When Congress decided not to take significant action after a spate of mass shootings this year and last, some big banks opted to take matters into their own hands by restricting financing for gun sellers.
Now, Republican lawmakers are pressing regulators to stop banks from doing so, over concerns they are veering too far into social activism.
The issue has put the Republican Party in the awkward position of choosing between its embrace of free markets and its concerns over infringement of the Second Amendment, even as the school-shooting crisis has persisted with the deadly attack at Santa Fe High School in Texas on May 18 and the wounding of at least two people Friday at a middle school in Indiana. Guns are creating a rare rift between Republicans and the financial industry, which has been among the party’s biggest contributors.
“If you’re going to turn us into a nation of red banks and blue banks, you’re making a mistake,” Senator John Kennedy, a Louisiana Republican and member the banking committee, said in a recent interview before the latest shooting. “Don’t come crying to us when you screw up and you want the American taxpayer to bail you out.”
Mr. Kennedy said he planned to file complaints with the Consumer Financial Protection Bureau against banks that are effectively restricting gun sales by setting their own rules on legal products and refusing to do business with gun makers and retailers that do not comply. He is also working to get Republican colleagues to join him in writing legislation to stop banks from discriminating against gun buyers.
Major banks have taken a series of steps this year to prevent guns from falling into the wrong hands. They are restricting their credit card and banking services to gun retailers and halting lending to gun makers that do not comply with age limits and background check rules determined by the banks. They are also freezing out businesses that sell high-capacity magazines and “bump stocks,” attachments that enable semiautomatic rifles to fire faster, even though such products are legal under federal law.
Citigroup was the first to unveil such a firearms policy in March when it announced that it would forbid any new retail clients who operate gun shops to sell guns to people who have not passed background checks. It also restricts those shops from selling firearms to people younger than 21 and bars sales of bump stocks and high-capacity magazines. Gun sellers that do not comply will not be able to raise capital through Citigroup, and the bank said it would look to move away from existing clients that do not change their policies.
In April, Bank of America said it would no longer lend money to manufacturers of military-inspired firearms that civilians can use, such as AR-15-style rifles. A bank executive said the policy was intended to help reduce mass shootings.
BlackRock, the world’s largest asset manager, said it would begin offering a new line of investment funds that do not include producers of firearms or retailers that sell them, cutting off a potential avenue of financing for gun makers and retailers.
Gun advocates have viewed the move as a direct assault on the industry.

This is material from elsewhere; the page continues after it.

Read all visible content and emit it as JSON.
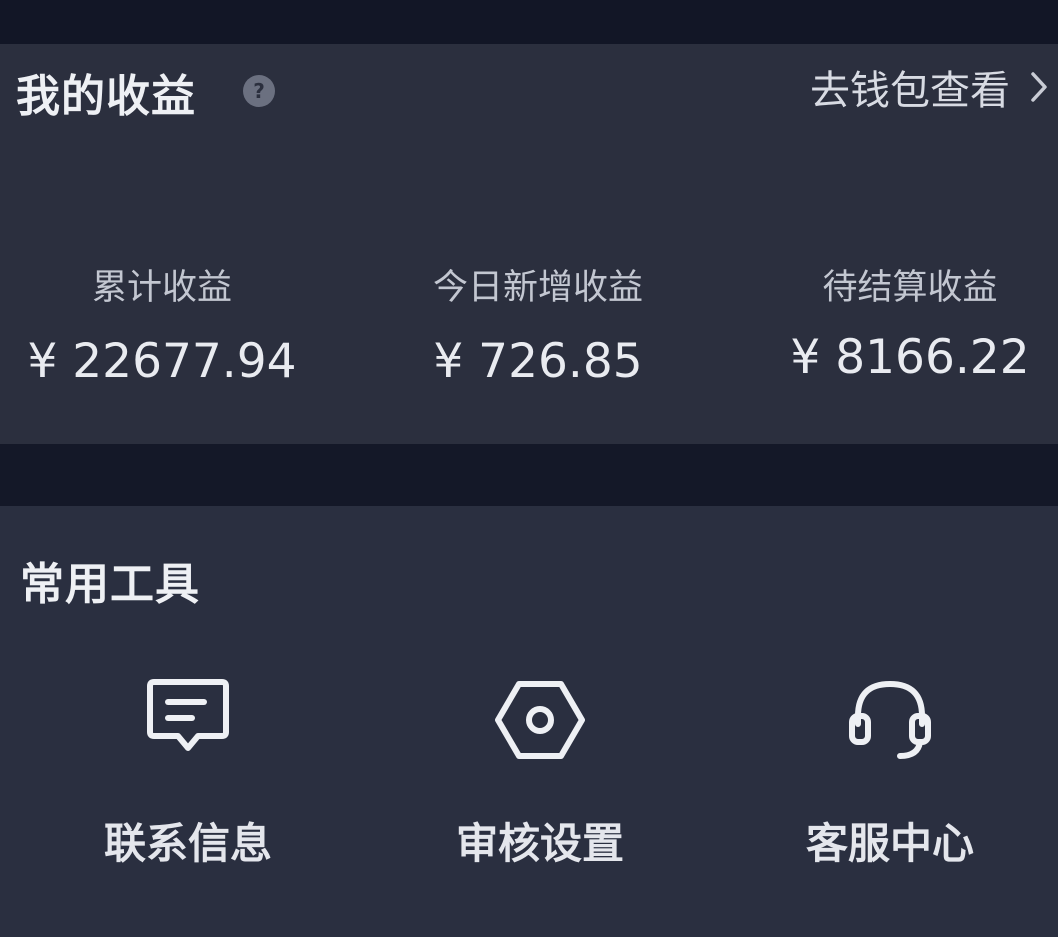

Senator Michael D. Crapo, the Idaho Republican who chairs the banking committee, sent blistering letters in late April to the top executives at Citigroup and Bank of America, accusing them of using their market power to manage social policy. He told them not to go any further and warned them against developing ways to monitor gun transactions through their payments systems, a move that gun advocates view as a dangerous step toward using data to block law-abiding customers from buying guns.
“I am concerned when government agencies use their power to try to cut off financial services for lawful businesses they may disfavor,” Mr. Crapo wrote to Michael Corbat, Citigroup’s chief executive. “I am also concerned when large national banks use their market power for similar purposes.”
Mr. Crapo reminded the banks that he had fought against Operation Choke Point, an Obama-era initiative in which the Department of Justice and bank regulators worked to discourage banks from doing business with companies such as payday lenders and gun sellers. The Trump Justice Department decided to end the policy last year.
At a meeting with the Securities and Exchange Commission this month, a departing Republican commissioner, Michael Piwowar, assailed Citigroup executives over the bank’s gun policies. Mr. Piwowar, according to Bloomberg News, warned that the bank could struggle to get Republican support on the commission for easing derivatives regulations. He declined to comment on the exchange.
Citigroup also declined to comment, but Edward Skyler, its executive vice president for global affairs, laid out the bank’s position at a technology conference in New York this month. He said the February school shooting in Parkland, Fla., and the lack of a government response had inspired Citigroup’s executives to take action.
“We tried to balance respect for law-abiding gun owners and respect for the Second Amendment,” Mr. Skyler said, explaining that the bank’s goal was just to keep firearms out of the wrong hands. “The sense was nothing was really changing in our society.”
Gun lobbyists that usually direct their resources at attacking Democrats have now jumped into the fray to take on banks, pressing Republican lawmakers to use their influence to make the banks back down.
The website of the National Rifle Association’s lobbying arm, the Institute for Legislative Action, has been accusing bankers of infringing on constitutional rights from the comfort of New York City skyscrapers.
“There is growing evidence that some of America’s financial elite want to create a world in which America’s public policy decisions emanate from corporate boardrooms in Manhattan rather than from citizens and their elected officials,” an article on the website said.
Lawrence Keane, general counsel of the National Shooting Sports Foundation, said his organization had been lobbying lawmakers in hopes they would take action against banks. He said businesses should not be able to tell consumers what legal products they could and could not buy.
“We are very concerned that banks enter into this hotly contested political issue,” Mr. Keane said. “These are matters for the policy arena. Banks shouldn’t be interjecting themselves into this issue.”
Gun Owners of America tried, unsuccessfully, to use a financial regulation bill that the House passed this week as leverage to crack down on banks that it feels are discriminating against gun owners. In a letter to the House, it urged Republicans not to vote for the bill, which offers banks relief from the 2010 Dodd-Frank Act, unless those firms backed off the gun industry.
“Please do not support the Dodd-Frank reform legislation without the inclusion of an amendment that stops federally funded banks from discriminating against the lawful exercise of the Second Amendment,” said John Velleco, director of government operations at Gun Owners of America.